Bundle Branch Reentry and Interfascicular Reentry BBRVT (see Chapter 83) is a macroreentrant tachycardia involving RBs and LBs as essential components of the circuit (Fig. 82.5A). Purkinje system conduction disturbances, usually associated with dilated cardiomyopathy,36 valvular diseases,37 ischemic cardiomyopathy, or myotonic dystrophy,38 provide a substrate for BBRVT. However, BBRVT has also been reported in patients with isolated conduction system disease and no apparent structural heart abnormalities.39 The surface ECG during sinus rhythm characteristically shows intraventricular conduction delay: nonspecific or typical bundle branch block patterns with prolonged QRS duration. The surface ECG of BBRVT has an LBBB or RBBB configuration. The HV interval during sinus rhythm is usually prolonged. BBRVT is usually inducible by ventricular programmed stimulation. The diagnosis of BBRVT can be made by demonstrating that the His and RB or LB potentials precede the ventricular activation, and HH and RB-RB or LB-LB interval oscillations precede VV oscillations. An HV interval during the VT is usually longer than that during sinus rhythm but can be equal or shorter depending on the His recording site and upper turnaround point of BBRVT or the balance between antegrade and retrograde conduction times from the upper turnaround point.40 RF ablation is regarded as

the first-line therapy and usually targets the RB. Ablation of LB has been proposed in patients with underlying LBBB pattern to reduce the chance of complete AV block. IFVT is less common compared with BBRVT but is also a macroreentrant tachycardia through the branches of the LV Purkinje system41 (Fig. 82.5B). IFVT has a relatively narrow QRS complex with an RBBB pattern with superior or inferior axis deviation. EP study demonstrates that the LAF or the LPF precedes the ventricular activation, and analysis of oscillations shows that LAF-LAF or LPF-LPF intervals drive the VV intervals. As opposed to BBRVT, the His potential follows the LAF or LPF potential, and the HV interval during the VT is shorter than that during sinus rhythm. Ablation of the IFVT is guided by fascicular potentials and targets either the left anterior or posterior fascicle. 

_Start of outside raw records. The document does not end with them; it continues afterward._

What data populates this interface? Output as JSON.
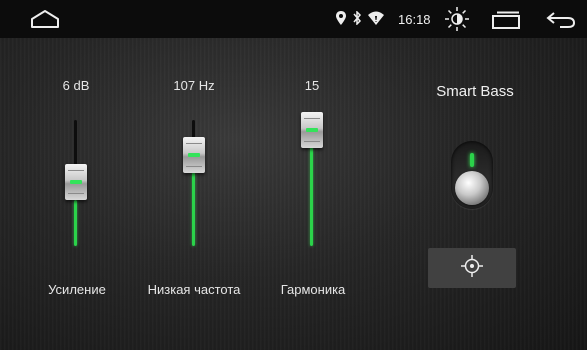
{
  "statusbar": {
    "time": "16:18"
  },
  "sliders": [
    {
      "value": "6 dB",
      "label": "Усиление",
      "level": 0.4
    },
    {
      "value": "107 Hz",
      "label": "Низкая частота",
      "level": 0.6
    },
    {
      "value": "15",
      "label": "Гармоника",
      "level": 1.0
    }
  ],
  "smart_bass": {
    "title": "Smart Bass",
    "enabled": true
  },
  "icons": {
    "home": "home-icon",
    "location": "location-icon",
    "bluetooth": "bluetooth-icon",
    "wifi": "wifi-icon",
    "brightness": "brightness-icon",
    "recents": "recents-icon",
    "back": "back-icon",
    "crosshair": "crosshair-icon"
  },
  "colors": {
    "accent_green": "#2bd34a"
  }
}
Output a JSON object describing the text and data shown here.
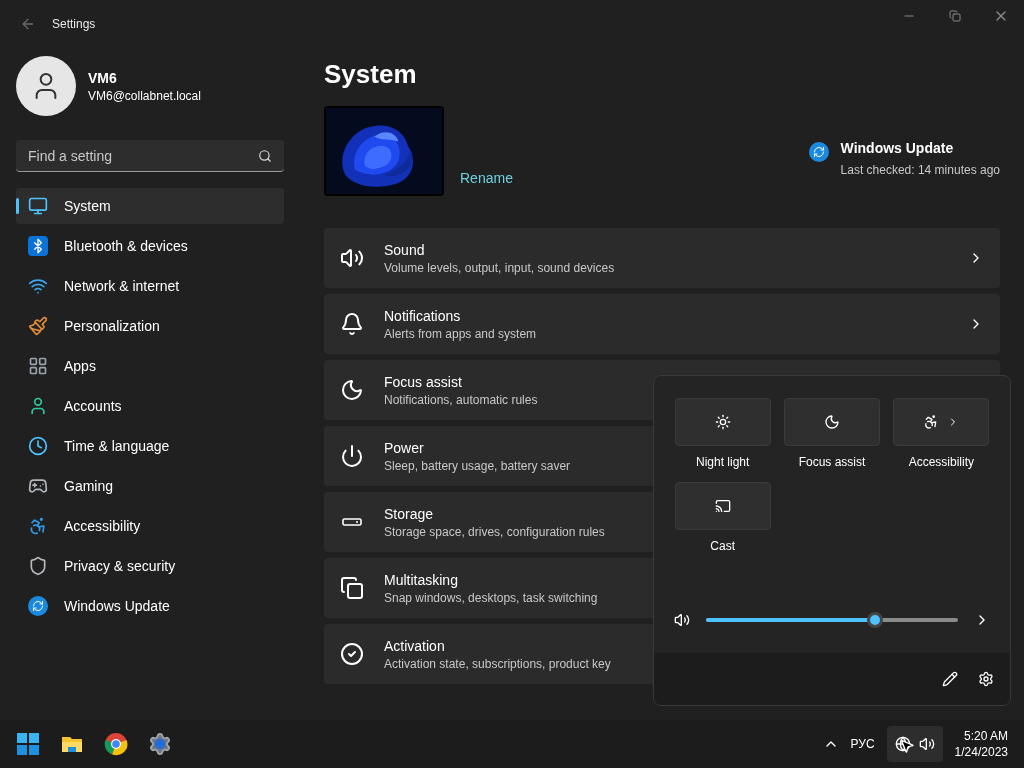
{
  "window": {
    "title": "Settings"
  },
  "account": {
    "name": "VM6",
    "email": "VM6@collabnet.local"
  },
  "search": {
    "placeholder": "Find a setting"
  },
  "sidebar": {
    "items": [
      {
        "label": "System",
        "selected": true
      },
      {
        "label": "Bluetooth & devices",
        "selected": false
      },
      {
        "label": "Network & internet",
        "selected": false
      },
      {
        "label": "Personalization",
        "selected": false
      },
      {
        "label": "Apps",
        "selected": false
      },
      {
        "label": "Accounts",
        "selected": false
      },
      {
        "label": "Time & language",
        "selected": false
      },
      {
        "label": "Gaming",
        "selected": false
      },
      {
        "label": "Accessibility",
        "selected": false
      },
      {
        "label": "Privacy & security",
        "selected": false
      },
      {
        "label": "Windows Update",
        "selected": false
      }
    ]
  },
  "page": {
    "title": "System",
    "rename": "Rename",
    "update": {
      "title": "Windows Update",
      "status": "Last checked: 14 minutes ago"
    }
  },
  "cards": [
    {
      "title": "Sound",
      "subtitle": "Volume levels, output, input, sound devices"
    },
    {
      "title": "Notifications",
      "subtitle": "Alerts from apps and system"
    },
    {
      "title": "Focus assist",
      "subtitle": "Notifications, automatic rules"
    },
    {
      "title": "Power",
      "subtitle": "Sleep, battery usage, battery saver"
    },
    {
      "title": "Storage",
      "subtitle": "Storage space, drives, configuration rules"
    },
    {
      "title": "Multitasking",
      "subtitle": "Snap windows, desktops, task switching"
    },
    {
      "title": "Activation",
      "subtitle": "Activation state, subscriptions, product key"
    }
  ],
  "quick_settings": {
    "tiles": [
      {
        "label": "Night light",
        "on": false
      },
      {
        "label": "Focus assist",
        "on": false
      },
      {
        "label": "Accessibility",
        "on": false
      },
      {
        "label": "Cast",
        "on": false
      }
    ],
    "volume": {
      "level": 0.67
    }
  },
  "taskbar": {
    "language": "РУС",
    "time": "5:20 AM",
    "date": "1/24/2023"
  }
}
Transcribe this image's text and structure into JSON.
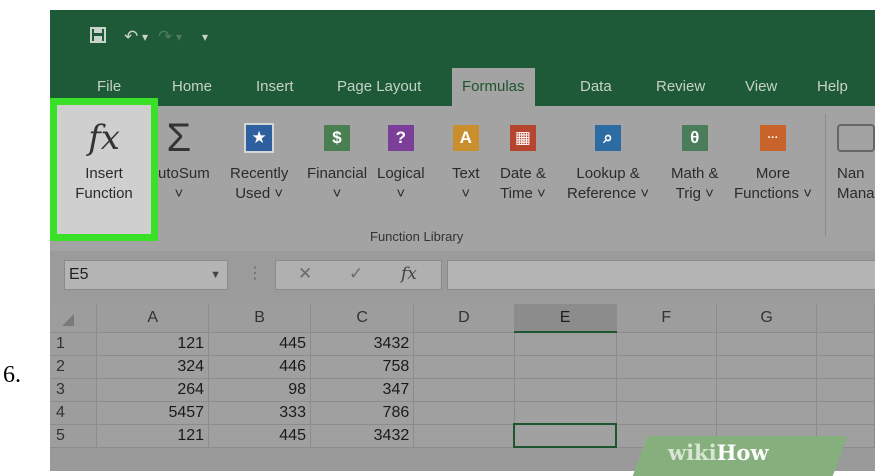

Conclusions VTs arising from the fascicles or the Purkinje network include a wide spectrum of substrates and mechanisms. The ECG morphologies can mimic each other and sometimes be misleading despite different mechanisms. Careful consideration of the patient’s underlying heart disease and understanding of the ECG and EP characteristics are required for differential diagnosis and appropriate therapy.